Sampling sites for determining lactate concentration [La(-)] have been debated for years. To date, none of the research that has been completed has taken into consideration the muscle group that is active during exercise, sample site, and the passivity of nonexercising muscle, collectively. The purpose of this study was to determine if this passive sink phenomenon could be visualized by using common sampling methods immediately after exercise and during the recovery period from 2 sample sites. Eleven male cyclists completed a subject-specific trial on a Velotron cycle ergometer. Plasma [La(-)] was measured from the finger and toe immediately postexercise and every 5 minutes after, for 25 minutes after the cycling trial. All 3 analyses were significant (p < 0.05) with the sample site × sample time interaction, sample time main effect, and sample site main effect being reported, respectively: Wilks' λ = 0.079, F (5,6) = 13.932, p = 0.003, Wilks' λ = 0.012, F (5,6) = 94.804, p = 0.000, and Wilks' λ = 0.492, F (1,10) = 10.316, p = 0.009. Post hoc paired t-tests on computed mean differences between sample sites for each sample time revealed statistically significant differences (p < 0.05) between several time intervals.

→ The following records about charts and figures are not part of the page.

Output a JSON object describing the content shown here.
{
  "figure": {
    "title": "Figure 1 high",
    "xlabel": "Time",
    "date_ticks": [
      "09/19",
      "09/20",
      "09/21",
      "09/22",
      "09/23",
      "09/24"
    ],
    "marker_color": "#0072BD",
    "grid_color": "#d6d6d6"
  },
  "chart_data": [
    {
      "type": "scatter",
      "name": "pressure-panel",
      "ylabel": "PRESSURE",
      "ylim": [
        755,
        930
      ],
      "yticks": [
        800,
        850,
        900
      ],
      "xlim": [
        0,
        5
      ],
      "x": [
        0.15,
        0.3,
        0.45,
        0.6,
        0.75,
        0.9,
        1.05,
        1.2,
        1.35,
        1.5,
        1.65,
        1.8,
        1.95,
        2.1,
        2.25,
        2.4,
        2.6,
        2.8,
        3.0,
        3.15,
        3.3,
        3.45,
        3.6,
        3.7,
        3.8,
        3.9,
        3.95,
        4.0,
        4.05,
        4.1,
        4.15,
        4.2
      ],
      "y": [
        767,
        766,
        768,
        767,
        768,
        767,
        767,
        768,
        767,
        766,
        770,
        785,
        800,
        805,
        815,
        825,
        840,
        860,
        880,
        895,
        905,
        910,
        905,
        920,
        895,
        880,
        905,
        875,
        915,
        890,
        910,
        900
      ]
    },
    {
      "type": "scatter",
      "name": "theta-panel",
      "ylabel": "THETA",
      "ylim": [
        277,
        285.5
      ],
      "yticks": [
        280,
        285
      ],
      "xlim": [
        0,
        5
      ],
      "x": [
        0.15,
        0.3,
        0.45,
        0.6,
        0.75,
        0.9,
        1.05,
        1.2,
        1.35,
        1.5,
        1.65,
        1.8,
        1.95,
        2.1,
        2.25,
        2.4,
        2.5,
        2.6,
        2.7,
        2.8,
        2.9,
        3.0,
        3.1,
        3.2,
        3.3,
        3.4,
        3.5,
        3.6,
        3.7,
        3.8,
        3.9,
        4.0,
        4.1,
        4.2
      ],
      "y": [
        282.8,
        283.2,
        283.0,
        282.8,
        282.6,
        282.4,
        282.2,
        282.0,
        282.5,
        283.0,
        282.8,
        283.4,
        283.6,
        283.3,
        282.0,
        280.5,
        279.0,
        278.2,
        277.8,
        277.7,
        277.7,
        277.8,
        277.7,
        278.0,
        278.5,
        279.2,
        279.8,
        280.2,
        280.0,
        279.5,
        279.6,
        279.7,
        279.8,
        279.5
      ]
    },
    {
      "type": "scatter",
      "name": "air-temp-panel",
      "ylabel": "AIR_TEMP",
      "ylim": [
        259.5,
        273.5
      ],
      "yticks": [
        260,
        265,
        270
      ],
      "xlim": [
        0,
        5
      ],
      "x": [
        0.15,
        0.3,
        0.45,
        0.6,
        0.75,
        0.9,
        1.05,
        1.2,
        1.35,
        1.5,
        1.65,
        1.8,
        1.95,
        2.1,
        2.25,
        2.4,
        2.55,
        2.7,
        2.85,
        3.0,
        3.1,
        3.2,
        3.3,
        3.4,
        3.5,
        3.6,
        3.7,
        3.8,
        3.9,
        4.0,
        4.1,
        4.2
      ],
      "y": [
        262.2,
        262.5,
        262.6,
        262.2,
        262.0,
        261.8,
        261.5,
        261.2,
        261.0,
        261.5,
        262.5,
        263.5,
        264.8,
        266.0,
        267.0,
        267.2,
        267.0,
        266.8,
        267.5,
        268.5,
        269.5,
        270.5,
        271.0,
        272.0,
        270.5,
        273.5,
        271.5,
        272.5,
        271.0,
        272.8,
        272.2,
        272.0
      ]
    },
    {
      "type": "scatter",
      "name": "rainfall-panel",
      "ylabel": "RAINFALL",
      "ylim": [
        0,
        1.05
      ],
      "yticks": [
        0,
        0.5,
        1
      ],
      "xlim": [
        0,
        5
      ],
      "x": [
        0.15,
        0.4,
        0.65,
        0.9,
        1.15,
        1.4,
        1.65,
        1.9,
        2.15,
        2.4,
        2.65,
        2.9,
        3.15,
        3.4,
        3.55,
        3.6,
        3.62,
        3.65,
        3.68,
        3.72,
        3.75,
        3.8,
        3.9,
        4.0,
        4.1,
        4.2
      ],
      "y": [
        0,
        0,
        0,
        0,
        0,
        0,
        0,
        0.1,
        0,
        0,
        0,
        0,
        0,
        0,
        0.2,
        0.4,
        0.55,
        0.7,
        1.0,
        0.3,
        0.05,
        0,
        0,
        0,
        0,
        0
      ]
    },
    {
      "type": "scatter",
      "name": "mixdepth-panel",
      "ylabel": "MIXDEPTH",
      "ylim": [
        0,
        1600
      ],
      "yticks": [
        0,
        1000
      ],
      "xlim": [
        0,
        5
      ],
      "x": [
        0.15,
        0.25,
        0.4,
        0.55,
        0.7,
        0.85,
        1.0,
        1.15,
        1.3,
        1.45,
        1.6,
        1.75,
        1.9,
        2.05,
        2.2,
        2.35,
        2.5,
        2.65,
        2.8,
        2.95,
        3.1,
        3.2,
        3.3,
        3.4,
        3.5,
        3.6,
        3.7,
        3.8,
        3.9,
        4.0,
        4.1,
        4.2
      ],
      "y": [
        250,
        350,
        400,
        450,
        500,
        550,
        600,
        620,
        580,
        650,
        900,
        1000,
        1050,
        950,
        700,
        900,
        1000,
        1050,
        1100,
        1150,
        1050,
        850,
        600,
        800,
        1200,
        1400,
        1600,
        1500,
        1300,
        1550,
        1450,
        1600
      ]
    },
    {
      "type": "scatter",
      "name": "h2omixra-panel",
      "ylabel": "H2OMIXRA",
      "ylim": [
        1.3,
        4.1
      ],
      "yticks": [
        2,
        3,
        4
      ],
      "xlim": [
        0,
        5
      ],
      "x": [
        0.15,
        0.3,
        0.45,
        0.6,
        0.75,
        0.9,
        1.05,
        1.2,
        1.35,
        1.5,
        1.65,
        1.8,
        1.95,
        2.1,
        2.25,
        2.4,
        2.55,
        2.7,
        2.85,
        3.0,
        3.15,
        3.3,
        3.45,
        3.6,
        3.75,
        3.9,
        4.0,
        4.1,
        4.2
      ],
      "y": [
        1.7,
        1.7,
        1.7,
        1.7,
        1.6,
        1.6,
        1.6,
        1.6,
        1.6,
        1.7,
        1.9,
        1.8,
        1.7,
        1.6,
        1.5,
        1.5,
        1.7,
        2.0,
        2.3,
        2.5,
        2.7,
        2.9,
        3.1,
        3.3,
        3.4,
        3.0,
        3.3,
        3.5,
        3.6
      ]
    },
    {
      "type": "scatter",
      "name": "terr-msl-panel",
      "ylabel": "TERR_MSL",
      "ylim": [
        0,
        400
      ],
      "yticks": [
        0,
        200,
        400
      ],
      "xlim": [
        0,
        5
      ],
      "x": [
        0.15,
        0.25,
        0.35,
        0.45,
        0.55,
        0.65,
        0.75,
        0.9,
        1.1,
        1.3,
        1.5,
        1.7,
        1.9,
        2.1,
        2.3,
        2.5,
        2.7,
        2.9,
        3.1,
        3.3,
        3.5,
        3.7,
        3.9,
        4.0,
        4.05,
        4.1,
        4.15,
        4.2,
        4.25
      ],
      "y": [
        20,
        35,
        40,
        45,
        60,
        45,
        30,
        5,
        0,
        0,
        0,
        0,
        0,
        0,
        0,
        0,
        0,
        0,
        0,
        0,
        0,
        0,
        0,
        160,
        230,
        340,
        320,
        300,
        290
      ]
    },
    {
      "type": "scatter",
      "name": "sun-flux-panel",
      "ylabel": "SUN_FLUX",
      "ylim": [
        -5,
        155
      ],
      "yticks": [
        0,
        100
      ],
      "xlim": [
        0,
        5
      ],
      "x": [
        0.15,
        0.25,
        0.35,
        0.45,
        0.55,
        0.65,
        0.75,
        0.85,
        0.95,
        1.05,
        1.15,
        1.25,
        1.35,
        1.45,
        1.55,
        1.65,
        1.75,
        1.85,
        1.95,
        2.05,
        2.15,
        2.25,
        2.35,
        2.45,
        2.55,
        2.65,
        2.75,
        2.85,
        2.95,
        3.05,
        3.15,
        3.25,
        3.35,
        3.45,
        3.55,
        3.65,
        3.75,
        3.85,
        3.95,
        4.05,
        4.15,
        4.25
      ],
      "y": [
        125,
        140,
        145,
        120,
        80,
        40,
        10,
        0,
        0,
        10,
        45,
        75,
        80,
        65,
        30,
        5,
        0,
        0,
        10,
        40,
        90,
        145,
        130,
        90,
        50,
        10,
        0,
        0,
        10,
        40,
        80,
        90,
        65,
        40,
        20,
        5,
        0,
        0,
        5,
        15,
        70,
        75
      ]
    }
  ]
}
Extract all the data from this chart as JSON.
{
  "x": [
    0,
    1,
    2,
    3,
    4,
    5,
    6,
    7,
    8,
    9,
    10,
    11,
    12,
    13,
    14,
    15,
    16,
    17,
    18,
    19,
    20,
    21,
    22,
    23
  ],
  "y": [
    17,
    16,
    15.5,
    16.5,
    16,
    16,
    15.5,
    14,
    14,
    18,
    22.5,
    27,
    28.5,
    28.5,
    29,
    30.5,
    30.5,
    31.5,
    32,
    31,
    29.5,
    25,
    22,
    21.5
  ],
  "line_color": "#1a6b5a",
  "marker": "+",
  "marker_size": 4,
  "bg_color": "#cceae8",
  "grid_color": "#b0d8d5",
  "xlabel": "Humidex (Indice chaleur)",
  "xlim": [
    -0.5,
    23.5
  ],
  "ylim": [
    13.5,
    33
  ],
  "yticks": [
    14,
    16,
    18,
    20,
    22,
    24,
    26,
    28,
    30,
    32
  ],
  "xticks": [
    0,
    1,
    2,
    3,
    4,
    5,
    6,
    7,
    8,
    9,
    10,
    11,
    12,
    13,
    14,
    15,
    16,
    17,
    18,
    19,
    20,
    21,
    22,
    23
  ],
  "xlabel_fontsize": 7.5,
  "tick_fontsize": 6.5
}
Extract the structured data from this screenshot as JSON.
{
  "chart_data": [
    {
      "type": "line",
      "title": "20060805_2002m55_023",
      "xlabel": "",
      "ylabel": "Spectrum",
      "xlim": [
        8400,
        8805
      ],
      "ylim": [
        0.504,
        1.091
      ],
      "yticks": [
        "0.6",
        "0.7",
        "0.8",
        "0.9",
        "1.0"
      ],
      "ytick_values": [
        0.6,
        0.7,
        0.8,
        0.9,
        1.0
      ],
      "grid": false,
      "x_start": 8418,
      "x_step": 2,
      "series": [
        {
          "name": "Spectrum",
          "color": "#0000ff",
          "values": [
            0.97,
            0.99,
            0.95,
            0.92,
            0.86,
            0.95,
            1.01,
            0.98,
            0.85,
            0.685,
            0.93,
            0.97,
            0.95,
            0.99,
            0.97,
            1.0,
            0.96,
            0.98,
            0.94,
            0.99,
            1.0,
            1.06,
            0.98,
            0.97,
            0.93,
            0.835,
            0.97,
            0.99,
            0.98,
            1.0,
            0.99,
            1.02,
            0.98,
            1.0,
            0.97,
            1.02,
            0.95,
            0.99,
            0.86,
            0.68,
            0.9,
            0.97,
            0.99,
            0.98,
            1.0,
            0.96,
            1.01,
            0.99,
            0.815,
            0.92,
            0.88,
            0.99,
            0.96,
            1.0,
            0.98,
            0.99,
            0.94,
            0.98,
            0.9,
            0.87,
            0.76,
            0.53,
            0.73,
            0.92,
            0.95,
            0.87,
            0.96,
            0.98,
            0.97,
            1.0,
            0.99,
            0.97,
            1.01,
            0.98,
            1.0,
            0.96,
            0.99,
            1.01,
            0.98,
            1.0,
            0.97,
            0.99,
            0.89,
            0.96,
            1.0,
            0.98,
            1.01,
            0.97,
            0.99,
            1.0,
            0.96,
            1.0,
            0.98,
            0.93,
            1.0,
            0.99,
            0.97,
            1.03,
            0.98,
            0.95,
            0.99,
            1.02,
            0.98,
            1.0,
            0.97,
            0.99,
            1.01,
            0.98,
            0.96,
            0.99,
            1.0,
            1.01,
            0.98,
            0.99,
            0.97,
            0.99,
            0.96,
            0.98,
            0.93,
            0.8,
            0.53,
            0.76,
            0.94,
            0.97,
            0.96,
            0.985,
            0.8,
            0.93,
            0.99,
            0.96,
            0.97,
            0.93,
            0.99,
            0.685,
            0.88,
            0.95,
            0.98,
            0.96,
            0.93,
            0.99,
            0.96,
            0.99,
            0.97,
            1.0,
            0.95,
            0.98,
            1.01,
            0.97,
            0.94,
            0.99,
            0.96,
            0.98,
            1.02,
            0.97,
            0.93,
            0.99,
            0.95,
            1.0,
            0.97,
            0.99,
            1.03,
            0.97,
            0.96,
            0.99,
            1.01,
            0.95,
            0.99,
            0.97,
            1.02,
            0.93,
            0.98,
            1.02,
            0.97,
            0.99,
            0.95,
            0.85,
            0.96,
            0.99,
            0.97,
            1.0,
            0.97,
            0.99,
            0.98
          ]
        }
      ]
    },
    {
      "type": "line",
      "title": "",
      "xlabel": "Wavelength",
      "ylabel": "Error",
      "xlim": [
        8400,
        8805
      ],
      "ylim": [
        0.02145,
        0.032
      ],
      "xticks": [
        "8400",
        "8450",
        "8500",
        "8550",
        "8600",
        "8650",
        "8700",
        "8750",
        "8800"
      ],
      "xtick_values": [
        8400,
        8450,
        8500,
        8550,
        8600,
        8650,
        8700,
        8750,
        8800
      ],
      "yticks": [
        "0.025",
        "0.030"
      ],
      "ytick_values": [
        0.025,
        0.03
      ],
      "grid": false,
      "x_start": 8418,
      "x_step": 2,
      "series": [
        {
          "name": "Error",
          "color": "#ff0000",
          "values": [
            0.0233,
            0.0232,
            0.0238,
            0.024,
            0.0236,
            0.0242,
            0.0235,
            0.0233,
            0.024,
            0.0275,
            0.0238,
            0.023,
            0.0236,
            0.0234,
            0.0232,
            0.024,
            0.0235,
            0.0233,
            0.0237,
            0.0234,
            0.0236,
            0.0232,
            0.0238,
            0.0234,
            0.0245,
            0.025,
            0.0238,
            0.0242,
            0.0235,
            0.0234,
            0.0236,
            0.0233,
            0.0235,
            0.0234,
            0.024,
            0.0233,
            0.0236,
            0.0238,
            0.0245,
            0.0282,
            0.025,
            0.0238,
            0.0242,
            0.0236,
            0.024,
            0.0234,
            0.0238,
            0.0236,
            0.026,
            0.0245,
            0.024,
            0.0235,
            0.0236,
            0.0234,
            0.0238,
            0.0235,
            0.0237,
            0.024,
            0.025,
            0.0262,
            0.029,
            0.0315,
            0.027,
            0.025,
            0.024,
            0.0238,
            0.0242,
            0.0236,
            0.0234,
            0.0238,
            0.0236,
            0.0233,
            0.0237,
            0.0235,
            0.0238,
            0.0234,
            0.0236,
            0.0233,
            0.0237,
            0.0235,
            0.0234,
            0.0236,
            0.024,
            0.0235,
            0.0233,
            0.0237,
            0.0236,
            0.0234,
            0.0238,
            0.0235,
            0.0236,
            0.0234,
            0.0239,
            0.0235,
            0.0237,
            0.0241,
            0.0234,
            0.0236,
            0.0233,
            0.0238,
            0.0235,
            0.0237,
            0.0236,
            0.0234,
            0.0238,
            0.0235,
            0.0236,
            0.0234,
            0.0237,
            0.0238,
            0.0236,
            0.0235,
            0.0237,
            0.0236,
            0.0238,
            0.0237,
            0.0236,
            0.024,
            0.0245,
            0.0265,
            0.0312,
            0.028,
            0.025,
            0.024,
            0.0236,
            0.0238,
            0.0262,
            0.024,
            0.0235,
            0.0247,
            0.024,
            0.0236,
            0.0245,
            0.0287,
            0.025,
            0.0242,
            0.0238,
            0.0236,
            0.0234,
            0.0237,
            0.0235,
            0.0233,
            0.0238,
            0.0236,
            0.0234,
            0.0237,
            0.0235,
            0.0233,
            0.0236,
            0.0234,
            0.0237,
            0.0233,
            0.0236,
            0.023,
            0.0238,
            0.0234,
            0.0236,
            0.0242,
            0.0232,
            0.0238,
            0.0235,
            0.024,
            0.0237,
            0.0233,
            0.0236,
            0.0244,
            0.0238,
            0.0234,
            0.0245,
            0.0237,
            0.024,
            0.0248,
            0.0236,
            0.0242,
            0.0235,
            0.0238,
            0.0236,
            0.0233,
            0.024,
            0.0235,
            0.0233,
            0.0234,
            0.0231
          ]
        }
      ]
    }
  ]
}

Further analysis also revealed significant differences (p < 0.05) in the sample site main effect at each collection time. Blood lactate samples need to be obtained from the limb containing the exercising muscle(s) to negate the passive sink effect that has been observed to occur in nonexercising muscles. This recommendation needs to be followed to better establish future training volumes and outcomes.